A coalition of local hospital systems led by Legacy opened Unity in January 2017 with county and state approval. Its goal: to accommodate people in mental crisis — often homeless — who had been flowing into local hospital emergency rooms. Its most prominent feature is a main area stocked with dozens of recliner chairs where patients are supposed to be stabilized before being connected with services.

Previously, hospitals had often been "warehousing" people in crisis, with levels of care that were described as inhumane, according to advocates of Unity. They had argued in winning millions of dollars in support from local and state agencies.

Now, however, overcrowding at the state hospital means that conditions at Unity — which in 2018 sparked complaints of inhumane and unsafe conditions for patients before Unity made state-required improvements — have gotten even worse, Miller said, describing the potential for ripple effects across Multnomah, Washington and Clackamas counties.

"We are on almost constant divert," Miller wrote, meaning patients are being diverted from Unity to local hospitals for want of space. The situation is, "causing patients to be mounting in area medical beds."

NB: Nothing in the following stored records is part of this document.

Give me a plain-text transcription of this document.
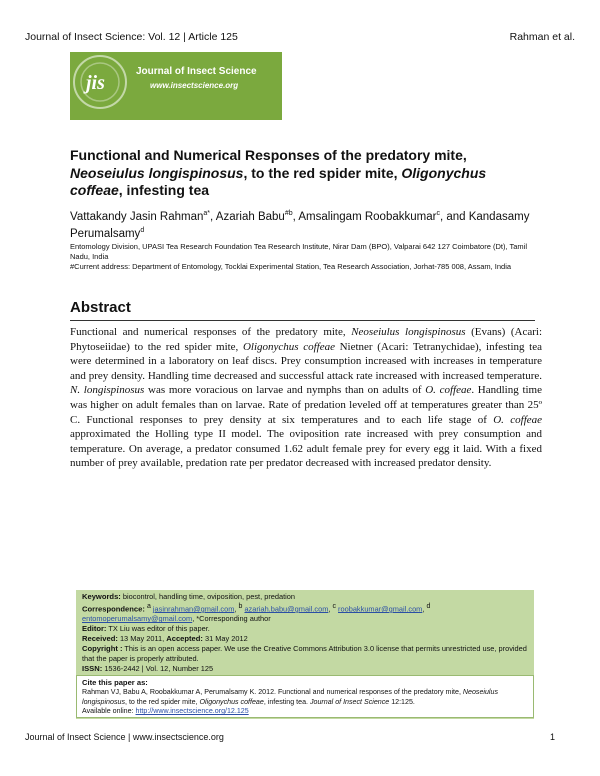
Journal of Insect Science: Vol. 12 | Article 125	Rahman et al.
jis
Journal of Insect Science
www.insectscience.org
Functional and Numerical Responses of the predatory mite, Neoseiulus longispinosus, to the red spider mite, Oligonychus coffeae, infesting tea
Vattakandy Jasin Rahman$^{a*}$, Azariah Babu$^{\#b}$, Amsalingam Roobakkumar$^c$, and Kandasamy Perumalsamy$^d$
Entomology Division, UPASI Tea Research Foundation Tea Research Institute, Nirar Dam (BPO), Valparai 642 127 Coimbatore (Dt), Tamil Nadu, India
#Current address: Department of Entomology, Tocklai Experimental Station, Tea Research Association, Jorhat-785 008, Assam, India
Abstract
Functional and numerical responses of the predatory mite, Neoseiulus longispinosus (Evans) (Acari: Phytoseiidae) to the red spider mite, Oligonychus coffeae Nietner (Acari: Tetranychidae), infesting tea were determined in a laboratory on leaf discs. Prey consumption increased with increases in temperature and prey density. Handling time decreased and successful attack rate increased with increased temperature. N. longispinosus was more voracious on larvae and nymphs than on adults of O. coffeae. Handling time was higher on adult females than on larvae. Rate of predation leveled off at temperatures greater than 25º C. Functional responses to prey density at six temperatures and to each life stage of O. coffeae approximated the Holling type II model. The oviposition rate increased with prey consumption and temperature. On average, a predator consumed 1.62 adult female prey for every egg it laid. With a fixed number of prey available, predation rate per predator decreased with increased predator density.
Keywords: biocontrol, handling time, oviposition, pest, predation
Correspondence: $^a$ jasinrahman@gmail.com, $^b$ azariah.babu@gmail.com, $^c$ roobakkumar@gmail.com, $^d$ entomoperumalsamy@gmail.com, *Corresponding author
Editor: TX Liu was editor of this paper.
Received: 13 May 2011, Accepted: 31 May 2012
Copyright : This is an open access paper. We use the Creative Commons Attribution 3.0 license that permits unrestricted use, provided that the paper is properly attributed.
ISSN: 1536-2442 | Vol. 12, Number 125
Cite this paper as:
Rahman VJ, Babu A, Roobakkumar A, Perumalsamy K. 2012. Functional and numerical responses of the predatory mite, Neoseiulus longispinosus, to the red spider mite, Oligonychus coffeae, infesting tea. Journal of Insect Science 12:125.
Available online: http://www.insectscience.org/12.125
Journal of Insect Science | www.insectscience.org	1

Miller's letter, sent to state and local officials, went on: "This situation is approaching a public health emergency. What can we do to address this issue as fast as possible(?) This is a real state of crisis for (emergency) psychiatric cases in Portland."

On Jan. 13, Miller followed up with another email, bearing the subject line, "Update on crisis at Unity."

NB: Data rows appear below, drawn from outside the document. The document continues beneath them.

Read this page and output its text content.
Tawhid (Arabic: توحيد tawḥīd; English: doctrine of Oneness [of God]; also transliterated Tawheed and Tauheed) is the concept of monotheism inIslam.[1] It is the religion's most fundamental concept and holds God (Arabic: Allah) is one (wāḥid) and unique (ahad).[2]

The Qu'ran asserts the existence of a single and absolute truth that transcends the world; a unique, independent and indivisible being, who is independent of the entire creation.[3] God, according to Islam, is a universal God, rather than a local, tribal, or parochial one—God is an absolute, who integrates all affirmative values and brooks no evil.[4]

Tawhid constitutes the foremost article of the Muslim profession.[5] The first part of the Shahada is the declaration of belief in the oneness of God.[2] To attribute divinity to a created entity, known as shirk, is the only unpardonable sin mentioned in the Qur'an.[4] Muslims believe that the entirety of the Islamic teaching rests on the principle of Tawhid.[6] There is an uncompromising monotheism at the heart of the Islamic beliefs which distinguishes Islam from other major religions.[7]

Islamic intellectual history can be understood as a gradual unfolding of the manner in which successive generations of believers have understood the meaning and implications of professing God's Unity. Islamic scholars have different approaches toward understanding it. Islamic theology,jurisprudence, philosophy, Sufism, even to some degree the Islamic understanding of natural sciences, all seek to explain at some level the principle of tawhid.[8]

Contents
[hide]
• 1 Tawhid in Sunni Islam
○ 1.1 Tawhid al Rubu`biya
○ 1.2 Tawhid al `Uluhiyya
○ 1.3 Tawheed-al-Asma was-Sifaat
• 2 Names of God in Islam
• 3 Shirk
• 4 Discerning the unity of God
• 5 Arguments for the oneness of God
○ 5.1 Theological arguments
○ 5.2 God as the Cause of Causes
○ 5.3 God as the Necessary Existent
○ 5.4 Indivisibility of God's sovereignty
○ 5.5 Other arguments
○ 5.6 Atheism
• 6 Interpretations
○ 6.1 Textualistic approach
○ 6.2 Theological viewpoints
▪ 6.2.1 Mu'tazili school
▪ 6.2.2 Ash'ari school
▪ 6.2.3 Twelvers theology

He wrote that there were then 42 patients sitting in the main room at Unity, and almost all new patients were being diverted to hospital emergency rooms.

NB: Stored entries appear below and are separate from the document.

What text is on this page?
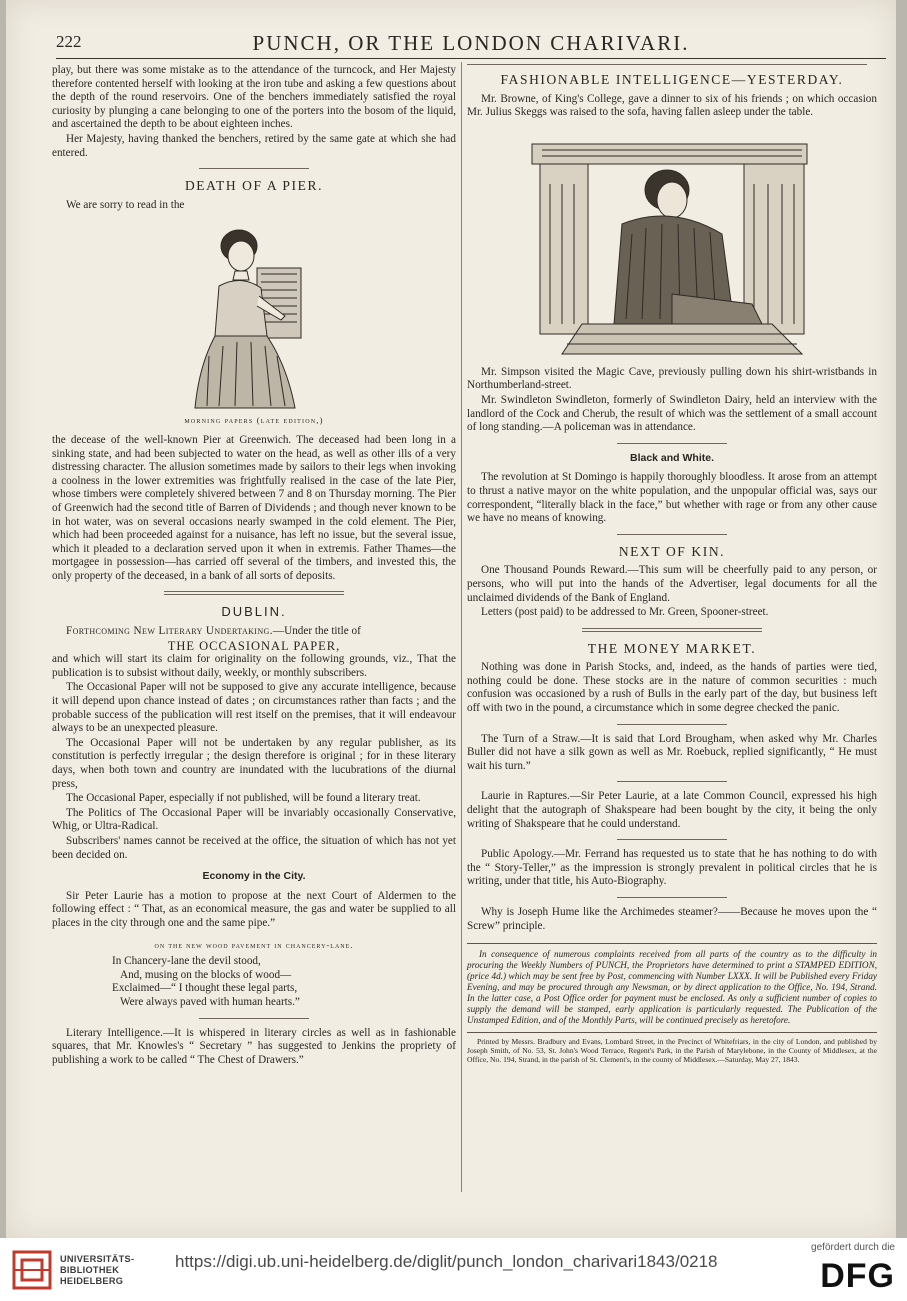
222	PUNCH, OR THE LONDON CHARIVARI.

play, but there was some mistake as to the attendance of the turncock, and Her Majesty therefore contented herself with looking at the iron tube and asking a few questions about the depth of the round reservoirs. One of the benchers immediately satisfied the royal curiosity by plunging a cane belonging to one of the porters into the bosom of the liquid, and ascertained the depth to be about eighteen inches.

Her Majesty, having thanked the benchers, retired by the same gate at which she had entered.

DEATH OF A PIER.

We are sorry to read in the

morning papers (late edition,)

the decease of the well-known Pier at Greenwich. The deceased had been long in a sinking state, and had been subjected to water on the head, as well as other ills of a very distressing character. The allusion sometimes made by sailors to their legs when invoking a coolness in the lower extremities was frightfully realised in the case of the late Pier, whose timbers were completely shivered between 7 and 8 on Thursday morning. The Pier of Greenwich had the second title of Barren of Dividends ; and though never known to be in hot water, was on several occasions nearly swamped in the cold element. The Pier, which had been proceeded against for a nuisance, has left no issue, but the several issue, which it pleaded to a declaration served upon it when in extremis. Father Thames—the mortgagee in possession—has carried off several of the timbers, and invested this, the only property of the deceased, in a bank of all sorts of deposits.

DUBLIN.

Forthcoming New Literary Undertaking.—Under the title of

THE OCCASIONAL PAPER,

and which will start its claim for originality on the following grounds, viz., That the publication is to subsist without daily, weekly, or monthly subscribers.

The Occasional Paper will not be supposed to give any accurate intelligence, because it will depend upon chance instead of dates ; on circumstances rather than facts ; and the probable success of the publication will rest itself on the premises, that it will endeavour always to be an unexpected pleasure.

The Occasional Paper will not be undertaken by any regular publisher, as its constitution is perfectly irregular ; the design therefore is original ; for in these literary days, when both town and country are inundated with the lucubrations of the diurnal press,

The Occasional Paper, especially if not published, will be found a literary treat.

The Politics of The Occasional Paper will be invariably occasionally Conservative, Whig, or Ultra-Radical.

Subscribers' names cannot be received at the office, the situation of which has not yet been decided on.

Economy in the City.

Sir Peter Laurie has a motion to propose at the next Court of Aldermen to the following effect : “ That, as an economical measure, the gas and water be supplied to all places in the city through one and the same pipe.”

on the new wood pavement in chancery-lane.
In Chancery-lane the devil stood,
And, musing on the blocks of wood—
Exclaimed—“ I thought these legal parts,
Were always paved with human hearts.”

Literary Intelligence.—It is whispered in literary circles as well as in fashionable squares, that Mr. Knowles's “ Secretary ” has suggested to Jenkins the propriety of publishing a work to be called “ The Chest of Drawers.”

FASHIONABLE INTELLIGENCE—YESTERDAY.

Mr. Browne, of King's College, gave a dinner to six of his friends ; on which occasion Mr. Julius Skeggs was raised to the sofa, having fallen asleep under the table.

Mr. Simpson visited the Magic Cave, previously pulling down his shirt-wristbands in Northumberland-street.

Mr. Swindleton Swindleton, formerly of Swindleton Dairy, held an interview with the landlord of the Cock and Cherub, the result of which was the settlement of a small account of long standing.—A policeman was in attendance.

Black and White.

The revolution at St Domingo is happily thoroughly bloodless. It arose from an attempt to thrust a native mayor on the white population, and the unpopular official was, says our correspondent, “literally black in the face,” but whether with rage or from any other cause we have no means of knowing.

NEXT OF KIN.

One Thousand Pounds Reward.—This sum will be cheerfully paid to any person, or persons, who will put into the hands of the Advertiser, legal documents for all the unclaimed dividends of the Bank of England.

Letters (post paid) to be addressed to Mr. Green, Spooner-street.

THE MONEY MARKET.

Nothing was done in Parish Stocks, and, indeed, as the hands of parties were tied, nothing could be done. These stocks are in the nature of common securities : much confusion was occasioned by a rush of Bulls in the early part of the day, but business left off with two in the pound, a circumstance which in some degree checked the panic.

The Turn of a Straw.—It is said that Lord Brougham, when asked why Mr. Charles Buller did not have a silk gown as well as Mr. Roebuck, replied significantly, “ He must wait his turn.”

Laurie in Raptures.—Sir Peter Laurie, at a late Common Council, expressed his high delight that the autograph of Shakspeare had been bought by the city, it being the only writing of Shakspeare that he could understand.

Public Apology.—Mr. Ferrand has requested us to state that he has nothing to do with the “ Story-Teller,” as the impression is strongly prevalent in political circles that he is writing, under that title, his Auto-Biography.

Why is Joseph Hume like the Archimedes steamer?——Because he moves upon the “ Screw” principle.

In consequence of numerous complaints received from all parts of the country as to the difficulty in procuring the Weekly Numbers of PUNCH, the Proprietors have determined to print a STAMPED EDITION, (price 4d.) which may be sent free by Post, commencing with Number LXXX. It will be Published every Friday Evening, and may be procured through any Newsman, or by direct application to the Office, No. 194, Strand. In the latter case, a Post Office order for payment must be enclosed. As only a sufficient number of copies to supply the demand will be stamped, early application is particularly requested. The Publication of the Unstamped Edition, and of the Monthly Parts, will be continued precisely as heretofore.

Printed by Messrs. Bradbury and Evans, Lombard Street, in the Precinct of Whitefriars, in the city of London, and published by Joseph Smith, of No. 53, St. John's Wood Terrace, Regent's Park, in the Parish of Marylebone, in the County of Middlesex, at the Office, No. 194, Strand, in the parish of St. Clement's, in the county of Middlesex.—Saturday, May 27, 1843.

UNIVERSITÄTS-
BIBLIOTHEK
HEIDELBERG
https://digi.ub.uni-heidelberg.de/diglit/punch_london_charivari1843/0218
gefördert durch die
DFG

"There are no more recliners," he wrote. "There are 12 patients waiting to be admitted, some close to five days. ... There are 30 patients waiting in the community who cannot be transferred over."

Unity officials in December had asked for the state to increase its reimbursement rates, as the Portland Business Journal first reported. It blamed its losses on a lack of financial support from government as well as increased state-mandated costs, some due to improvements the state required after releasing scathing reports on conditions at Unity in 2018.

State reacting

In light of Miller's most recent emails, state officials are mobilizing to examine the problem

"This is very serious," wrote state Behavioral Health Director Steve Allen in a Jan. 9 email.

In asking for more money, Unity representatives said the facility had lost $35 million in two years.

Some local behavioral health insiders say it's not surprising that collecting some of local hospitals' most expensive patients at Unity and accounting for them separately would result in large losses.

But Unity says its losses have dwarfed expectations, and the situation has gotten worse as crowding at the state hospital has spilled over into the local facility.

"At Unity Center for Behavioral Health, we care for some of the most severely mentally ill Oregonians in our state. In our first 2.5 years of operations, we discharged over 5,000 people from our inpatient units, and we managed over 10,800 visits in the psychiatric emergency service (PES) in 2019," said Legacy Public Relations Director Brian Terrett in a statement. "Unity Center is a critical component to providing better care and better access to behavioral health services for all Oregonians, but it is not the complete answer to a mental health crisis that is years in the making for the State of Oregon. Together with our partners from Multnomah County, the City of Portland, and the Oregon Health Authority, we are working diligently to find solutions that will enable Unity Center to remain financially sustainable."

State officials are preparing a meeting with Unity and local officials next month.

Earlier this month, The Lund Report reported that the Oregon Health Authority has requested $81.6 million in increased funding for the Oregon State Hospital.